飛びながら燃料補給ができる空中給油は、航空機の行動半径を無限に広げることのできる便利な手段です。しかし、地上のガソリンスタンドとは違い、空のガソリンスタンドは24時間営業のセルフ式ではありません。現在の空中給油機は人が乗って操縦し、オペレーターが給油作業を行なっています。このため、空中給油機を上空に待機させておくのは、人的コストが結構高いのです。でも、そんな日々も終わりを迎えるかもしれません。アメリカ海軍は2018年8月30日(アメリカ中部時間)、無人給油機(ドローンタンカー)MQ-25スティングレイをボーイングに正式発注しました。

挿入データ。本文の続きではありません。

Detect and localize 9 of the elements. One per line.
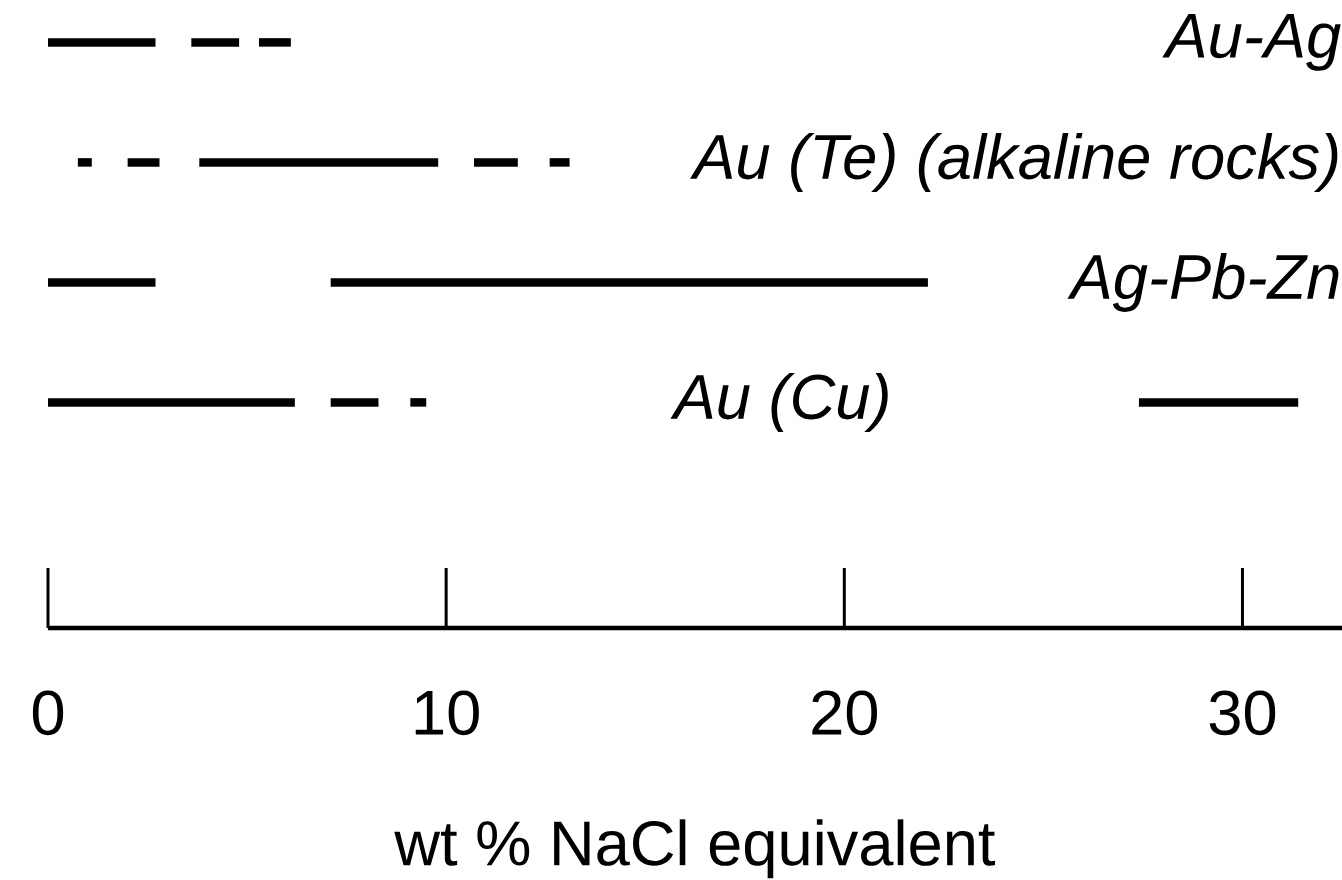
x-tick-label: 0 — [32, 690, 64, 736]
x-tick-label: 20 — [812, 690, 878, 736]
y-tick-label: Au (Te) (alkaline rocks) — [690, 132, 1338, 192]
y-tick-label: Au (Cu) — [670, 372, 888, 432]
y-tick-label: Au-Ag — [1162, 14, 1341, 71]
y-tick-label: Ag-Pb-Zn — [1067, 252, 1339, 312]
x-axis-title: wt % NaCl equivalent — [394, 819, 996, 879]
x-tick-label: 10 — [415, 690, 479, 736]
x-tick-label: 30 — [1209, 690, 1276, 736]
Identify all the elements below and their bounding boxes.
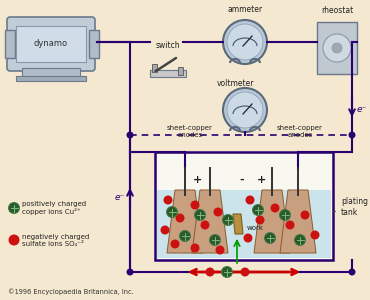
- Circle shape: [222, 214, 233, 226]
- Circle shape: [240, 268, 249, 277]
- Circle shape: [171, 239, 179, 248]
- Circle shape: [205, 268, 215, 277]
- Text: ammeter: ammeter: [228, 5, 263, 14]
- Text: voltmeter: voltmeter: [217, 79, 255, 88]
- Circle shape: [213, 208, 222, 217]
- Circle shape: [349, 268, 356, 275]
- Polygon shape: [192, 190, 228, 253]
- Polygon shape: [280, 190, 316, 253]
- Circle shape: [179, 230, 191, 242]
- Circle shape: [175, 214, 185, 223]
- Circle shape: [279, 209, 290, 220]
- Circle shape: [209, 235, 221, 245]
- Circle shape: [227, 24, 263, 60]
- Circle shape: [222, 266, 232, 278]
- Circle shape: [243, 233, 252, 242]
- Circle shape: [223, 88, 267, 132]
- Circle shape: [265, 232, 276, 244]
- Circle shape: [215, 245, 225, 254]
- Circle shape: [166, 206, 178, 218]
- Text: rheostat: rheostat: [321, 6, 353, 15]
- Bar: [155, 152, 333, 260]
- Text: +: +: [192, 175, 202, 185]
- Bar: [178, 67, 183, 75]
- Circle shape: [161, 226, 169, 235]
- Bar: [150, 70, 186, 77]
- Bar: [16, 26, 86, 62]
- Circle shape: [9, 235, 20, 245]
- Text: +: +: [258, 175, 267, 185]
- Circle shape: [154, 69, 158, 73]
- Bar: [22, 68, 80, 78]
- Bar: [152, 64, 157, 72]
- Bar: [5, 30, 15, 58]
- Circle shape: [332, 43, 342, 53]
- Circle shape: [227, 92, 263, 128]
- Circle shape: [252, 205, 263, 215]
- Circle shape: [201, 220, 209, 230]
- Bar: [16, 76, 86, 81]
- Text: negatively charged
sulfate ions SO₄⁻²: negatively charged sulfate ions SO₄⁻²: [22, 233, 89, 247]
- Text: e⁻: e⁻: [357, 106, 367, 115]
- Circle shape: [9, 202, 20, 214]
- Text: -: -: [240, 175, 244, 185]
- Polygon shape: [233, 214, 243, 234]
- Circle shape: [310, 230, 320, 239]
- Bar: [317, 22, 357, 74]
- Circle shape: [270, 203, 279, 212]
- Bar: [157, 190, 331, 258]
- Circle shape: [256, 215, 265, 224]
- Circle shape: [191, 244, 199, 253]
- Circle shape: [246, 196, 255, 205]
- Text: work: work: [247, 225, 264, 231]
- Text: dynamo: dynamo: [34, 40, 68, 49]
- Circle shape: [127, 268, 134, 275]
- Text: ©1996 Encyclopaedia Britannica, Inc.: ©1996 Encyclopaedia Britannica, Inc.: [8, 288, 134, 295]
- Circle shape: [195, 209, 205, 220]
- Text: positively charged
copper ions Cu²⁺: positively charged copper ions Cu²⁺: [22, 201, 86, 215]
- FancyBboxPatch shape: [7, 17, 95, 71]
- Polygon shape: [254, 190, 290, 253]
- Circle shape: [323, 34, 351, 62]
- Circle shape: [295, 235, 306, 245]
- Text: plating
tank: plating tank: [333, 197, 368, 217]
- Circle shape: [223, 20, 267, 64]
- Polygon shape: [167, 190, 203, 253]
- Circle shape: [164, 196, 172, 205]
- Circle shape: [127, 131, 134, 139]
- Text: switch: switch: [156, 41, 180, 50]
- Circle shape: [349, 131, 356, 139]
- Text: sheet-copper
anodes: sheet-copper anodes: [277, 125, 323, 138]
- Text: sheet-copper
anodes: sheet-copper anodes: [167, 125, 213, 138]
- Circle shape: [286, 220, 295, 230]
- Text: e⁻: e⁻: [115, 193, 125, 202]
- Bar: [89, 30, 99, 58]
- Circle shape: [300, 211, 309, 220]
- Circle shape: [191, 200, 199, 209]
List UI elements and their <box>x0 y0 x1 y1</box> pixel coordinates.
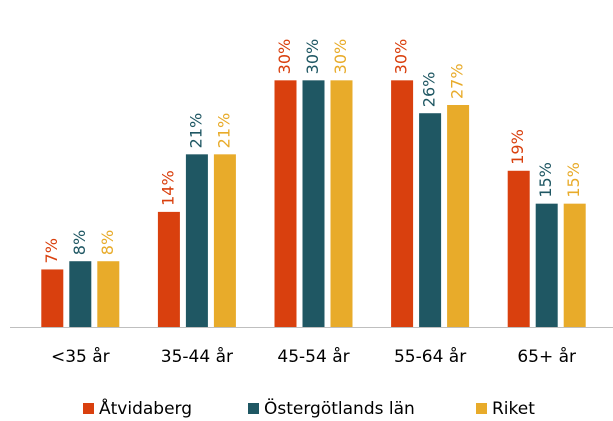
x-tick-label: <35 år <box>51 346 110 367</box>
bar <box>41 269 64 327</box>
bar <box>274 80 297 327</box>
data-label: 21% <box>186 113 205 149</box>
x-tick-label: 55-64 år <box>394 346 466 367</box>
data-label: 27% <box>448 63 467 99</box>
data-label: 15% <box>564 162 583 198</box>
data-label: 19% <box>508 129 527 165</box>
data-label: 21% <box>214 113 233 149</box>
data-label: 7% <box>42 238 61 263</box>
legend-marker <box>248 403 259 414</box>
data-label: 14% <box>158 170 177 206</box>
data-label: 26% <box>420 72 439 108</box>
x-tick-label: 45-54 år <box>277 346 349 367</box>
data-label: 8% <box>70 230 89 255</box>
bar <box>302 80 325 327</box>
data-label: 30% <box>275 39 294 75</box>
bar <box>563 203 586 327</box>
bar <box>447 105 470 327</box>
data-label: 15% <box>536 162 555 198</box>
x-tick-label: 35-44 år <box>161 346 233 367</box>
data-label: 30% <box>303 39 322 75</box>
data-label: 30% <box>392 39 411 75</box>
bar <box>69 261 92 327</box>
legend-label: Åtvidaberg <box>99 397 192 419</box>
legend-label: Riket <box>492 399 535 419</box>
data-label: 30% <box>331 39 350 75</box>
legend-label: Östergötlands län <box>264 397 415 419</box>
bar <box>391 80 414 327</box>
data-label: 8% <box>98 230 117 255</box>
bar <box>419 113 442 327</box>
bar <box>157 211 180 327</box>
bar <box>507 170 530 327</box>
bar <box>330 80 353 327</box>
legend-marker <box>83 403 94 414</box>
x-tick-label: 65+ år <box>517 346 576 367</box>
bar <box>185 154 208 327</box>
bar <box>535 203 558 327</box>
bar <box>213 154 236 327</box>
legend-marker <box>476 403 487 414</box>
bar <box>97 261 120 327</box>
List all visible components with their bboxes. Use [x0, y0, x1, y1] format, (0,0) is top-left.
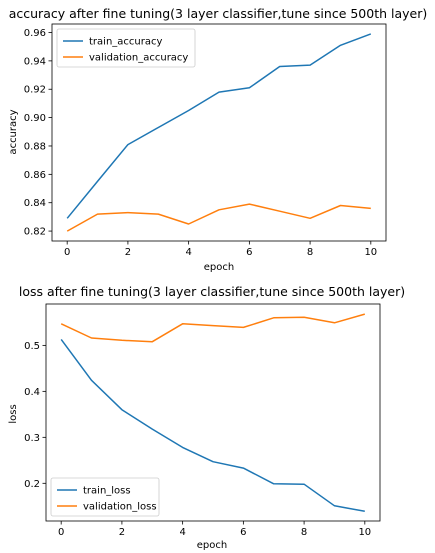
y-tick-label: 0.96	[24, 28, 46, 39]
series-line-train-loss	[60, 338, 365, 513]
legend-box	[50, 477, 160, 517]
x-tick-label: 8	[307, 247, 313, 258]
series-line-validation-loss	[60, 313, 366, 343]
y-tick-label: 0.4	[24, 387, 40, 398]
y-tick-label: 0.82	[24, 227, 46, 238]
y-tick-label: 0.88	[24, 141, 46, 152]
x-axis-label: epoch	[197, 540, 227, 551]
chart-title: accuracy after fine tuning(3 layer class…	[9, 6, 428, 21]
chart-title: loss after fine tuning(3 layer classifie…	[19, 284, 405, 299]
x-tick-label: 2	[119, 527, 125, 538]
y-tick-label: 0.3	[24, 433, 40, 444]
y-tick-label: 0.92	[24, 85, 46, 96]
accuracy-chart: accuracy after fine tuning(3 layer class…	[8, 6, 427, 273]
loss-chart: loss after fine tuning(3 layer classifie…	[8, 284, 405, 551]
axes-frame	[45, 303, 381, 522]
y-tick-label: 0.86	[24, 170, 46, 181]
x-tick-label: 6	[246, 247, 252, 258]
x-tick-label: 8	[301, 527, 307, 538]
x-tick-label: 6	[240, 527, 246, 538]
plot-area: 0 2 4 6 8 10 0.2 0.3 0.4 0.5 train_loss validation_…	[24, 303, 381, 538]
y-tick-label: 0.5	[24, 341, 40, 352]
y-axis-label: loss	[8, 404, 19, 423]
x-axis-label: epoch	[204, 262, 234, 273]
x-tick-label: 4	[179, 527, 185, 538]
x-tick-label: 0	[64, 247, 70, 258]
legend-label: validation_accuracy	[89, 53, 188, 64]
y-tick-label: 0.90	[24, 113, 46, 124]
series-line-train-accuracy	[66, 33, 372, 219]
y-tick-label: 0.84	[24, 198, 46, 209]
series-line-validation-accuracy	[66, 203, 371, 232]
y-axis-label: accuracy	[8, 109, 19, 154]
legend: train_loss validation_loss	[50, 477, 160, 517]
plot-area: 0 2 4 6 8 10 0.82 0.84 0.86 0.88 0.90 0.92 0.94 0.96 t…	[24, 23, 387, 258]
x-tick-label: 4	[185, 247, 191, 258]
y-tick-label: 0.2	[24, 479, 40, 490]
legend-label: train_accuracy	[89, 37, 162, 48]
legend: train_accuracy validation_accuracy	[56, 28, 196, 68]
legend-box	[56, 28, 196, 68]
x-tick-label: 0	[58, 527, 64, 538]
x-tick-label: 2	[125, 247, 131, 258]
legend-label: validation_loss	[83, 502, 157, 513]
x-tick-label: 10	[358, 527, 371, 538]
axes-frame	[51, 23, 387, 242]
x-tick-label: 10	[364, 247, 377, 258]
y-tick-label: 0.94	[24, 56, 46, 67]
legend-label: train_loss	[83, 486, 131, 497]
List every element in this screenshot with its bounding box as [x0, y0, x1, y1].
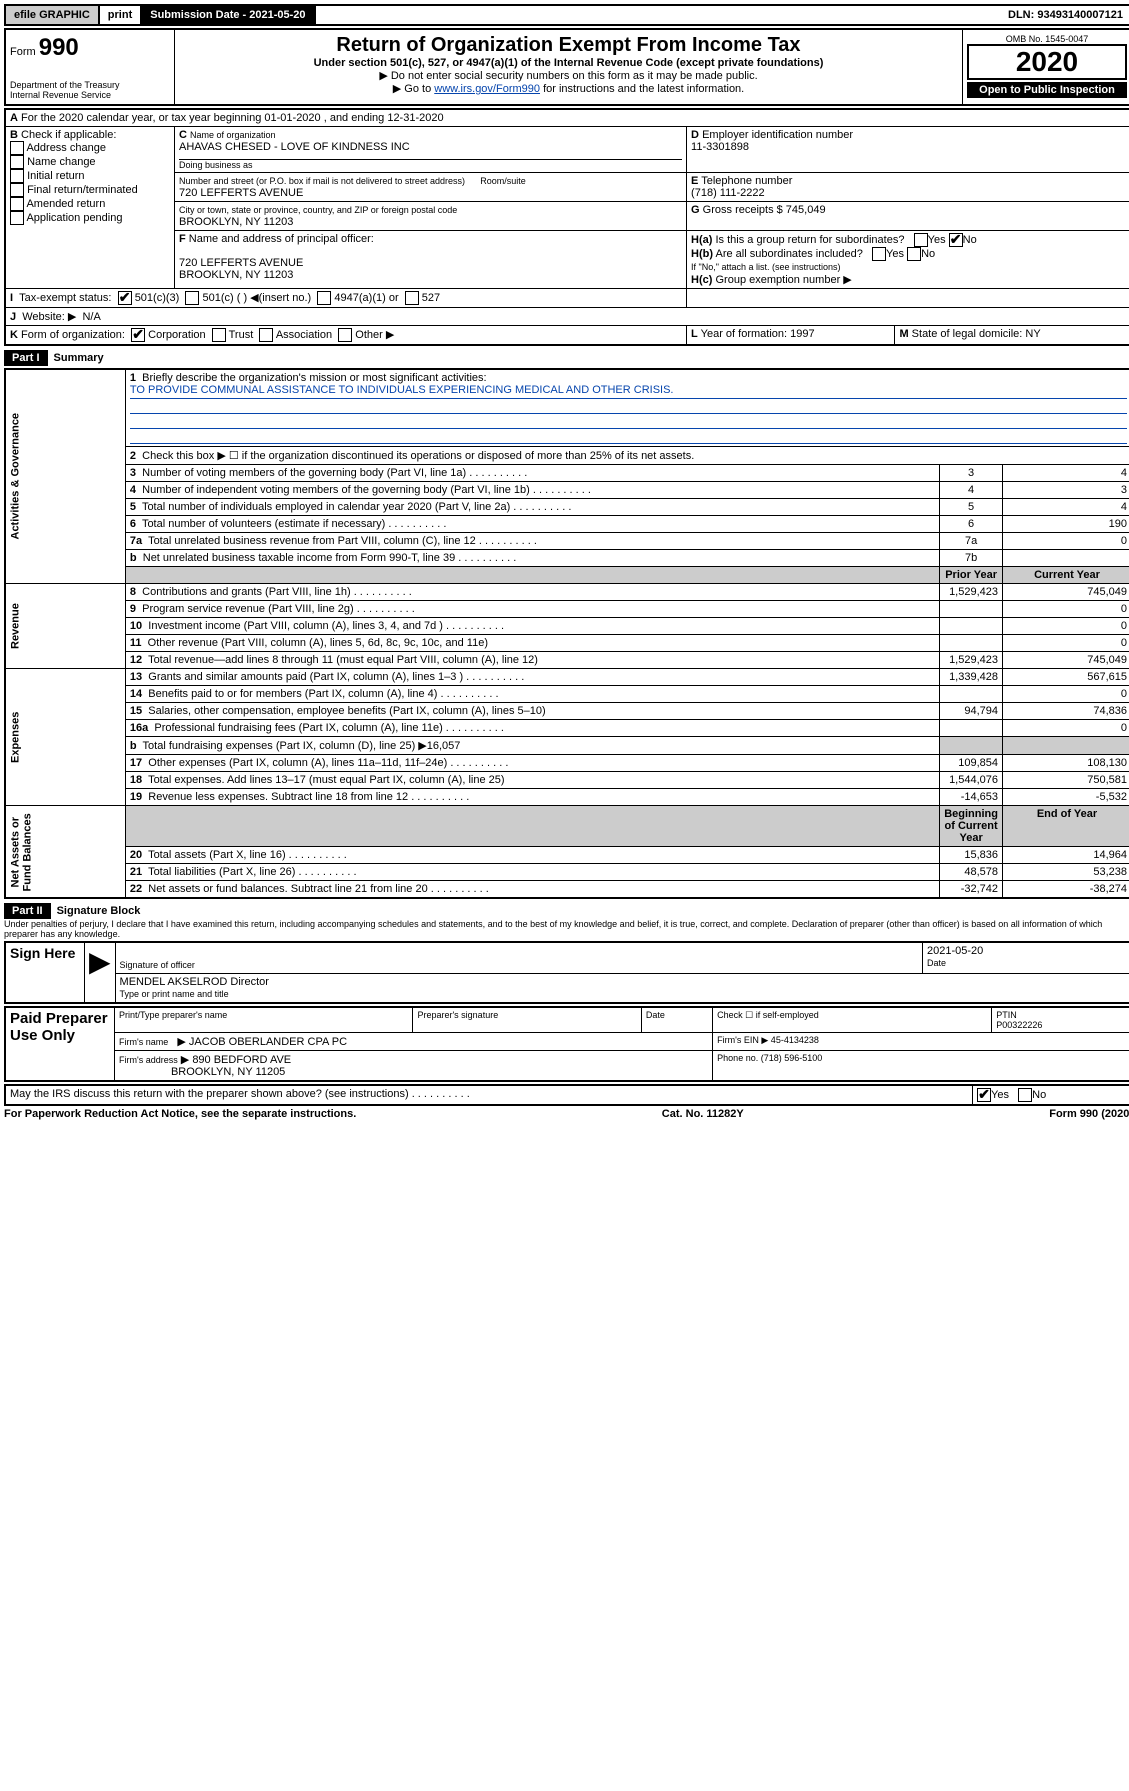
print-button[interactable]: print [100, 6, 142, 24]
note-ssn: ▶ Do not enter social security numbers o… [179, 69, 958, 82]
act-row: 7a Total unrelated business revenue from… [5, 533, 1129, 550]
section-g: G Gross receipts $ 745,049 [687, 202, 1129, 231]
row-a: A For the 2020 calendar year, or tax yea… [5, 109, 1129, 127]
act-row: b Net unrelated business taxable income … [5, 550, 1129, 567]
act-row: 3 Number of voting members of the govern… [5, 465, 1129, 482]
tax-year: 2020 [967, 44, 1127, 80]
section-d: D Employer identification number 11-3301… [687, 127, 1129, 173]
form-header: Form 990 Department of the Treasury Inte… [4, 28, 1129, 106]
act-row: 4 Number of independent voting members o… [5, 482, 1129, 499]
note-goto: ▶ Go to www.irs.gov/Form990 for instruct… [179, 82, 958, 95]
dept-label: Department of the Treasury [10, 80, 170, 90]
q1: 1 Briefly describe the organization's mi… [125, 369, 1129, 447]
act-row: 5 Total number of individuals employed i… [5, 499, 1129, 516]
paperwork-notice: For Paperwork Reduction Act Notice, see … [4, 1108, 356, 1120]
part-1-title: Summary [54, 352, 104, 364]
cat-no: Cat. No. 11282Y [662, 1108, 744, 1120]
irs-discuss: May the IRS discuss this return with the… [5, 1085, 973, 1105]
row-k: K Form of organization: ✔ Corporation Tr… [5, 326, 687, 346]
row-j: J Website: ▶ N/A [5, 308, 1129, 326]
section-e: E Telephone number (718) 111-2222 [687, 173, 1129, 202]
form-ref: Form 990 (2020) [1049, 1108, 1129, 1120]
section-b: B Check if applicable: Address change Na… [5, 127, 175, 289]
form-prefix: Form [10, 46, 36, 58]
paid-preparer-table: Paid Preparer Use Only Print/Type prepar… [4, 1006, 1129, 1082]
side-activities: Activities & Governance [5, 369, 125, 584]
form-title: Return of Organization Exempt From Incom… [179, 34, 958, 57]
summary-table: Activities & Governance 1 Briefly descri… [4, 368, 1129, 899]
top-bar: efile GRAPHIC print Submission Date - 20… [4, 4, 1129, 26]
sign-here-table: Sign Here ▶ Signature of officer 2021-05… [4, 941, 1129, 1004]
omb-label: OMB No. 1545-0047 [967, 34, 1127, 44]
row-m: M State of legal domicile: NY [895, 326, 1129, 346]
part-1-header: Part I Summary [4, 350, 1129, 366]
side-expenses: Expenses [5, 669, 125, 806]
filer-info: A For the 2020 calendar year, or tax yea… [4, 108, 1129, 346]
bottom-footer: For Paperwork Reduction Act Notice, see … [4, 1108, 1129, 1120]
q2: 2 Check this box ▶ ☐ if the organization… [125, 447, 1129, 465]
part-2-title: Signature Block [57, 905, 141, 917]
side-revenue: Revenue [5, 584, 125, 669]
part-1-label: Part I [4, 350, 48, 366]
sign-here-label: Sign Here [5, 942, 85, 1003]
irs-discuss-answer: ✔Yes No [973, 1085, 1129, 1105]
submission-date: Submission Date - 2021-05-20 [142, 6, 315, 24]
row-l: L Year of formation: 1997 [687, 326, 895, 346]
form-number: 990 [39, 34, 79, 61]
dln-label: DLN: 93493140007121 [1000, 6, 1129, 24]
section-c-city: City or town, state or province, country… [175, 202, 687, 231]
act-row: 6 Total number of volunteers (estimate i… [5, 516, 1129, 533]
open-public: Open to Public Inspection [967, 82, 1127, 98]
paid-preparer-label: Paid Preparer Use Only [5, 1007, 115, 1081]
section-c-addr: Number and street (or P.O. box if mail i… [175, 173, 687, 202]
form-subtitle: Under section 501(c), 527, or 4947(a)(1)… [179, 57, 958, 69]
irs-link[interactable]: www.irs.gov/Form990 [434, 83, 540, 95]
footer-row: May the IRS discuss this return with the… [4, 1084, 1129, 1106]
efile-label[interactable]: efile GRAPHIC [6, 6, 100, 24]
row-i: I Tax-exempt status: ✔ 501(c)(3) 501(c) … [5, 289, 687, 308]
perjury-declaration: Under penalties of perjury, I declare th… [4, 919, 1129, 939]
section-c-name: C Name of organization AHAVAS CHESED - L… [175, 127, 687, 173]
part-2-label: Part II [4, 903, 51, 919]
section-f: F Name and address of principal officer:… [175, 231, 687, 289]
section-h: H(a) Is this a group return for subordin… [687, 231, 1129, 289]
irs-label: Internal Revenue Service [10, 90, 170, 100]
side-netassets: Net Assets orFund Balances [5, 806, 125, 899]
part-2-header: Part II Signature Block [4, 903, 1129, 919]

 MQ-25スティングレイは空母上で運用され、艦載機に対して空中給油してその作戦行動半径を広げるために構想された無人機。これに対し、ボーイングのほか、ロッキード・マーティン、無人機メーカーとして著名なジェネラル・アトミックスなどがコンペに名乗りを上げ、設計案と試作機を示して受注を競っていました。

 特に力を入れていたのがボーイングとジェネラル・アトミックス。ボーイングは新規設計のステルス性を持った機体、そしてジェネラル・アトミックスは無人偵察機プレデターCをベースにした手堅い設計の機体を提案していました。

ボーイングのMQ-25候補機

ボーイングのMQ-25候補機


ジェネラル・アトミックスのMQ-25案

ジェネラル・アトミックスのMQ-25案

 そして今回、MQ-25はボーイング案が正式採用されることになり、総額8億500万ドル(約940億円)で4機発注されることになりました。

 ボーイングMQ-25スティングレイは、F/A-18E/FスーパーホーネットやEA-18Gグラウラーとほぼ同じ大きさの単発ジェット機。正面から見ると平べったく、上から見ると弾丸に似た紡錘形をしており、ジェットエンジンへの空気取り入れ口は、クジラの鼻のように機体の上面に開口しています。主翼は前縁のみに浅い後退角を持った細めの直線テーパー形で、尾翼は垂直尾翼と水平尾翼を兼ねたV字形。この細い主翼は滑空性能を重視した形状で、空中給油機に必要な条件である、長時間にわたる上空待機が可能になっています。


 空中給油装置はアメリカ海軍で使用されるため、先端がラッパ状に広がった給油ホースを伸ばし、そこへ飛行機の受油口を差し込むという「プローブ&ドローグ」式。主翼の胴体に近い部分に左右1基ずつ装着する給油ポッドから給油します。

 海軍では、まずMQ-25スティングレイを空母からカタパルト発艦させ、上空待機させつつ作戦機が発艦、空中給油して攻撃目標へ……という形の運用をすることになるでしょう。攻撃陣に対して空中給油を終了したらMQ-25は一旦着艦、燃料を補給して再び上空で待機させることを繰り返して、作戦を遂行することになります。今までなら、空中給油機を帰還させたらパイロットを一定時間休息させないといけませんでしたが、無人機ならコントロールする要員を飛行中でも交代させることが可能なので、ずっと運用し続けることが可能です。

 24時間営業のセルフ式ガソリンスタンドのように、必要な時にずっと空にいてくれる無人の空中給油機。今回発注された4機のMQ-25スティングレイは、ミズーリ州セントルイスにあるボーイングの工場で製造される予定です。